Portal Brasileiro de Cinema  OUTROS ZÉS: MOJICA ATOR

OUTROS ZÉS: MOJICA ATOR

 
 
 

José Mojica Marins, criador e intérprete de Zé do Caixão, um dos maiores personagens do nosso cinema, atuou não apenas em seus próprios filmes, mas também nos de outros diretores. Além das famosas unhas, em alguns casos Mojica usa os trajes de Zé do Caixão e manifesta algumas de suas características.

Seus papéis podem conter elementos de misticismo religioso ou ter relação com magia, mas mantêm o tom desafiador e prepotente – isso quando não estão associados diretamente às forças do Mal.

Após ter apresentado Zé do Caixão em À meia-noite levarei sua alma, Mojica atuou em O diabo de Vila Velha no papel de um perverso e corrupto prefeito. Este é um filme de produção atribulada, rodado no Paraná e dirigido inicialmente – e depois abandonado – por Ody Fraga. Mojica, por fim, assumiu a direção deste “western-feijoada” e compôs a canção-tema.

 
O cangaceiro sem Deus (1969)

O ator teve papéis de destaque em dois importantes filmes. Em O cangaceiro sem Deus (1969), sofisticada obra que se insere na tradição dos filmes de cangaço, dirigido por um seguro Osvaldo de Oliveira, Mojica faz o líder messiânico Zé das Penitências. Seguido por uma legião de fiéis alucinados pelo sertão, este Zé prega contra a República, o casamento civil e os cangaceiros que infestam aquele “ser tão sem Deus”. O olhar delirante, de quem traz uma certeza profunda e está pronto a enfrentar o mundo, remete ao outro Zé. Há ainda outro elemento fílmico que associa os dois: quando Zé das Penitências surge em cena, escutamos trovoadas e ventanias típicas dos filmes de terror de Mojica.

Mojica também se destaca como o aventureiro e faquir Alikhan, em O profeta da fome (1969), de Maurice Capovilla. Alikhan trabalha num pequeno circo no qual, em busca da atenção do público, tenta a cada apresentação superar em dificuldade o número anterior. Começa engolindo giletes, pregos e cacos de vidro. É enterrado vivo e provoca o fim do circo após um fracassado número no qual comeria carne humana. Resolve assumir o jogo: deixa crucificar-se para causar comoção num povoado. Depois, vai para São Paulo e tenta bater o recorde mundial de jejum. No filme, o oportunismo do personagem é refor çado pela junção de dois elementos: a interpretação de Mojica e o artifício de dublar o personagem, voz a cargo de Paulo César Pereio, com frases curtas e irônicas.

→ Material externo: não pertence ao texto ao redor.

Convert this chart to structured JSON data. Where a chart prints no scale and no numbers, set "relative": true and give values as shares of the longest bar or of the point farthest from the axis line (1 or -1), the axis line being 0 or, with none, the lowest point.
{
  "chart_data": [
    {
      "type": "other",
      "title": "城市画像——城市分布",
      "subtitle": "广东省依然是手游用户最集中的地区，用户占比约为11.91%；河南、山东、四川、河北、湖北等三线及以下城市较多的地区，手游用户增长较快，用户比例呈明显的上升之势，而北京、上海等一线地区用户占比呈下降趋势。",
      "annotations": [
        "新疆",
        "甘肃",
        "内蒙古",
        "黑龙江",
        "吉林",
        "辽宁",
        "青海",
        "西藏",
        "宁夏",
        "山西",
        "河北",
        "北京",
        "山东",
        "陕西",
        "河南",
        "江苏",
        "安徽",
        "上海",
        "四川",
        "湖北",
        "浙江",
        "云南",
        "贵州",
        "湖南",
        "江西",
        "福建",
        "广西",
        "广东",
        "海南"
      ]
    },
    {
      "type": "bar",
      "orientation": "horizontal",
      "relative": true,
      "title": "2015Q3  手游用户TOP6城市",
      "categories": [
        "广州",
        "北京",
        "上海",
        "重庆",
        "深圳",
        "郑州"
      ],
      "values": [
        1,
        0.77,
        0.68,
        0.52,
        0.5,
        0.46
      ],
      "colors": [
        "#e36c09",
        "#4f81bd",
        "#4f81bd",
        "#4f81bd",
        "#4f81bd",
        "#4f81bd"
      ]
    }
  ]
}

Mojica faz várias aparições em filmes de amigos da Boca do Lixo paulistana: na introdução do episódio de Car los Reichenbach em Audácia! a fúria dos desejos (1969), como diretor numa “entrevista” na Boca, em cenas dos bastidores das filmagens de O profeta da fome (que constam de Audácia!) e depois dando conselhos para um dos personagens. No experimental O abismo (1978), de Rogério Sganzerla, Mojica surge como o professor Pierson, ao lado de seu fiel escudeiro, Satã, e de Wilson Grey. Com vestes que lembram Zé do Caixão, esbanja boçalidade em cada frase (como “Além de grande, sou o maior”) e passa o filme proclamando verdades enquanto olha as estrelas num observatório.

 
Padre Pedro e a revolta das crianças (1983)

Podemos ver Mojica em vários filmes de Francisco Cavalcanti, diretor que fazia parte do grupo da Boca do Lixo. Entre eles, Padre Pedro e a revolta das crianças (1983), no qual aparece como o dono da Cantina Alegre, comanda a prostituição na cidade, enfrenta um novo padre – interpretado por Pedro de Lara – e zomba do sino da igreja. Em As bellas da Billings (1987), de Ozualdo Candeias, Mojica faz uma curta mas bela aparição como um solitário pregador sem fiéis, no centro de São Paulo. Sinal de sua força, a sombra de Zé do Caixão impregnou o olhar de outros cineastas.